ACR shoots down BMJ mammo study

The American College of Radiology (ACR) is taking issue with a study published in the December 8 issue of the British Medical Journal, which, the organization asserts, uses "discredited and obsolete data" to underestimate by half the number of lives saved by mammography screening.

The ACR's statement also calls into question the validity of the authors' comparison of anxiety from false positives to breast cancer deaths. The study was conducted by researchers at the Wessex Institute at the University of Southampton in the U.K.

Dr. Barbara Monsees, chair of the ACR Breast Imaging Commission, said the estimated 15% reduction in breast cancer deaths used in the study is the same figure used two years ago by the U.S. Preventive Services Task Force (USPSTF).

"That estimate has been discredited by a series of large randomized, controlled trials and other data that prove the benefits [of mammography screening] is at least twice that," she said in a written statement.

Monsees also cited a recent analysis published in the American Journal of Roentgenology that concluded that if the USPSTF breast cancer screening guidelines were followed, approximately 6,500 additional women would die each year in the U.S. from breast cancer.

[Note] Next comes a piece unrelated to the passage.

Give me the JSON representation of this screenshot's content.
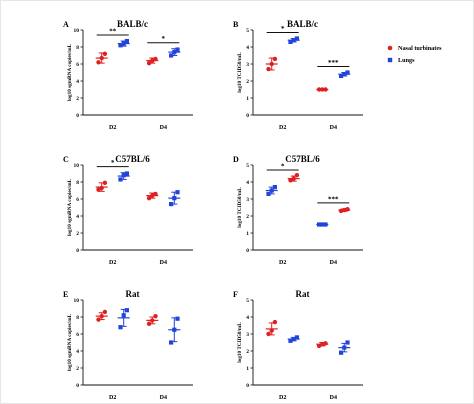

"No one can tell which cancers will never advance and which will become lethal," she added. "Therefore, until science can help to differentiate them, surgeons and medical oncologists will treat these patients, even though a small number of them may not benefit from treatment. The bottom line is that we know that discontinuing regular mammograms will result in thousands more breast cancer deaths each year. That human cost would be too high."